Dans une basilique Saint-Pierre aux bancs clairsemés en raison des précautions prises face au Covid-19, le pape François a évoqué frontalement la crise pandémique à l'occasion du dimanche de Pâques.

Après avoir rendu hommage aux médecins et infirmiers en première ligne, il a rappelé que "les vaccins constituent un instrument essentiel pour cette lutte". "Dans l'esprit d'un 'internationalisme des vaccins', j'exhorte donc toute la Communauté internationale à un engagement partagé afin de surmonter les retards dans leur distribution et en favoriser le partage, en particulier avec les pays les plus pauvres", a-t-il lancé, alors que plusieurs pays ont réclamé la levée des brevets sur les vaccins.

Partout dans le monde, a-t-il souligné, "la pandémie a malheureusement augmenté dramatiquement le nombre de pauvres et le désespoir de milliers de personnes", appelant "les autorités publiques" à leur offrir "les aides nécessaires à une subsistance suffisante". François avait auparavant célébré la messe de la Résurrection en présence d'une centaine de personnes.

Le pape a dénoncé la poursuite "scandaleuse" des guerres

Le pape a également jugé "scandaleux" la poursuite des guerres et de la course à l'armement dans le contexte de la pandémie.

François a consacré son allocution pascale, précédant la bénédiction Urbi et Orbi ("à la ville de Rome et au reste du monde", en français), aux plus vulnérables, les malades souffrant du Covid-19, les migrants, les personnes précipitées dans la précarité par la pandémie, et les populations victimes des guerres en Syrie, au Yémen, en Libye et en Afrique.
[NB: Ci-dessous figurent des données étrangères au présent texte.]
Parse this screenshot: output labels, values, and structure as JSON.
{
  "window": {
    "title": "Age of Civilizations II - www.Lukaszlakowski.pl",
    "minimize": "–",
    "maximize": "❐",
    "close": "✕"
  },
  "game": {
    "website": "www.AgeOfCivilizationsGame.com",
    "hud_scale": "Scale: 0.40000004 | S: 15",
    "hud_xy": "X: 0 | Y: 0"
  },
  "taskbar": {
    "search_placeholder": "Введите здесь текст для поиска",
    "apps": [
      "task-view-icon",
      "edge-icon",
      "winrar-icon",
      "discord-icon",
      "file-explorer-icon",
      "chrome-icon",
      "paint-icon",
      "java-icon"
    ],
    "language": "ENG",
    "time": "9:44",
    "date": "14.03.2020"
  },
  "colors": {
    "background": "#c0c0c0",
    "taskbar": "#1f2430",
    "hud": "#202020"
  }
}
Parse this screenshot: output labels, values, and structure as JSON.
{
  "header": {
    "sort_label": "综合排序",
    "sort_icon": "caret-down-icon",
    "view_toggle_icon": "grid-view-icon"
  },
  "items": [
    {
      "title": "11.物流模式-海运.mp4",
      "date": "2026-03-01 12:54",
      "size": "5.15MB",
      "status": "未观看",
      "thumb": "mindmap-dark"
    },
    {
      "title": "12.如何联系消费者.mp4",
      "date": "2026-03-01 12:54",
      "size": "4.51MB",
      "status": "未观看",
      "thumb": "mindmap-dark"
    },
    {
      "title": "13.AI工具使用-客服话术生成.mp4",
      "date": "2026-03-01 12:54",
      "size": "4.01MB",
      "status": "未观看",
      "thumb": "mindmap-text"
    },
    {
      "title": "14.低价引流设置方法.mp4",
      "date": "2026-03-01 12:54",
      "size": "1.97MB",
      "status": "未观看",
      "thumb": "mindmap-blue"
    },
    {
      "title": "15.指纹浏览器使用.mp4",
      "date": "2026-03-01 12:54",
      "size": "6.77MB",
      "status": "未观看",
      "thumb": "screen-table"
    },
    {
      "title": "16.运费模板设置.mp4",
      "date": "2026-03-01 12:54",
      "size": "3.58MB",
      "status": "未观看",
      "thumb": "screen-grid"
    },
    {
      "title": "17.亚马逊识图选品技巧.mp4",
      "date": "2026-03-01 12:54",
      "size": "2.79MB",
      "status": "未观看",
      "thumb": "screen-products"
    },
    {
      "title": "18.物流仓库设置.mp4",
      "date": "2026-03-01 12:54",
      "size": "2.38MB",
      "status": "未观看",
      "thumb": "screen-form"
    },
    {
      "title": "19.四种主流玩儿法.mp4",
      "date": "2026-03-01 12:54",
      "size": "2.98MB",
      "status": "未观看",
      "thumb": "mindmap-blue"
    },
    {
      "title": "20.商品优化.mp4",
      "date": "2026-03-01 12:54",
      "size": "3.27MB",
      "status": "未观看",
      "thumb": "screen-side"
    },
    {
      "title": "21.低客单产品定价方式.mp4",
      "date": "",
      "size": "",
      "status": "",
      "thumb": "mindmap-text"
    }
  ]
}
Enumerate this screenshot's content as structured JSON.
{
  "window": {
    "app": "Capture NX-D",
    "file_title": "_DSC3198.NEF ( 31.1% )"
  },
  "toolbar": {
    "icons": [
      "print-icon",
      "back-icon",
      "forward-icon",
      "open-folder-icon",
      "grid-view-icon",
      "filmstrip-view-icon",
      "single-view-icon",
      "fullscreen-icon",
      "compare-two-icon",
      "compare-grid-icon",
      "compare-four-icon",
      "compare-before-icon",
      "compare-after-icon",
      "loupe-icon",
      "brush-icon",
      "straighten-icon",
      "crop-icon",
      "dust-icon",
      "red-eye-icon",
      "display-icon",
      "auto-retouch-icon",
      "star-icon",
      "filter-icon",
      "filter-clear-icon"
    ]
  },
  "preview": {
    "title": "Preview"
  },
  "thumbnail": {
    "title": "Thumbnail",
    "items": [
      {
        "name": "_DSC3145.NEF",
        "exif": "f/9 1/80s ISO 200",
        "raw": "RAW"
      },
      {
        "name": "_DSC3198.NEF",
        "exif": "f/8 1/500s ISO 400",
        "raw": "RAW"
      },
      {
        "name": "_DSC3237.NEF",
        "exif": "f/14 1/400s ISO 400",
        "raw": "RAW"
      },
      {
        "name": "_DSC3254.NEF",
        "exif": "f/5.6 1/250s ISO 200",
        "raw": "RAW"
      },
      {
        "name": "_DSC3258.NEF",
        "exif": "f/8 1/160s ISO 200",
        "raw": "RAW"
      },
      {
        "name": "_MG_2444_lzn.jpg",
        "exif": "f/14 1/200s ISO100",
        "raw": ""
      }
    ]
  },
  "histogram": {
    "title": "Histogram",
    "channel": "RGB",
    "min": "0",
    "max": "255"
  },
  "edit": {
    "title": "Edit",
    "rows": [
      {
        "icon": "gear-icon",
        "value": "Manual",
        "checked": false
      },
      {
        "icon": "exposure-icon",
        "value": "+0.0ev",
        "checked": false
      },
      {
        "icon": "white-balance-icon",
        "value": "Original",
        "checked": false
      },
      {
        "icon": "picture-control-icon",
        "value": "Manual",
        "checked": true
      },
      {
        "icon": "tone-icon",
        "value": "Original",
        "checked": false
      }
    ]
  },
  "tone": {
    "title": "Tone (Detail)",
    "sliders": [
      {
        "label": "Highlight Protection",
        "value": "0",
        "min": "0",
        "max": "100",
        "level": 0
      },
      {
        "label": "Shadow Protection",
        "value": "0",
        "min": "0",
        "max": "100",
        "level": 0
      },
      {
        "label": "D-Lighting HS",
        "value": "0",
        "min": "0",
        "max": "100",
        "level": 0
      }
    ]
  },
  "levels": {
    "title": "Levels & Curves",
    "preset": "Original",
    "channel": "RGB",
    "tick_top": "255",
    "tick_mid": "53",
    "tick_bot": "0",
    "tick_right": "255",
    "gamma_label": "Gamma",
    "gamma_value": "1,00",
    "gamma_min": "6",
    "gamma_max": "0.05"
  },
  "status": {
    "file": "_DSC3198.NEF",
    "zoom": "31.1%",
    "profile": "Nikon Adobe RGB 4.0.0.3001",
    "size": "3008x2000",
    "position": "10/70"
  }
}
"La pandémie est encore en cours; la crise sociale et économique est très lourde, en particulier pour les plus pauvres; malgré cela - et c'est scandaleux - les conflits armés ne cessent pas et les arsenaux militaires se renforcent", a-t-il fustigé.

Une pensée pour l'Irak après son voyage

Le souverain pontife a appelé à faire "cesser le fracas des armes dans la bien-aimée et martyrisée Syrie, où des millions de personnes vivent désormais dans des conditions inhumaines, ainsi qu'au Yémen dont les événements sont entourés d'un silence assourdissant et scandaleux, et en Libye où l'on entrevoit enfin la sortie d'une décennie de disputes et d'affrontements sanglants".

Il a également évoqué ceux qui en Birmanie, théâtre d'un coup d'Etat et de manifestations réprimées dans le sang par les militaires, "s'engagent pour la démocratie en faisant entendre pacifiquement leur voix".

Il a demandé à la communauté internationale de venir en aide au "peuple libanais qui traverse une période de difficultés et d'incertitudes" et dit espérer que "Israéliens et Palestiniens retrouvent la force du dialogue pour parvenir à une solution stable", répétant son soutien à une solution à deux Etats indépendants.

Le pape a salué "le chemin de pacification entrepris" en Irak, où il s'est rendu en mars - première voyage de l'Argentin depuis novembre 2019 -, fustigé "les violences internes et le terrorisme international" au Sahel et au Nigeria, et souhaité la libération des prisonniers dans les conflits en Ukraine et au Haut-Karabakh.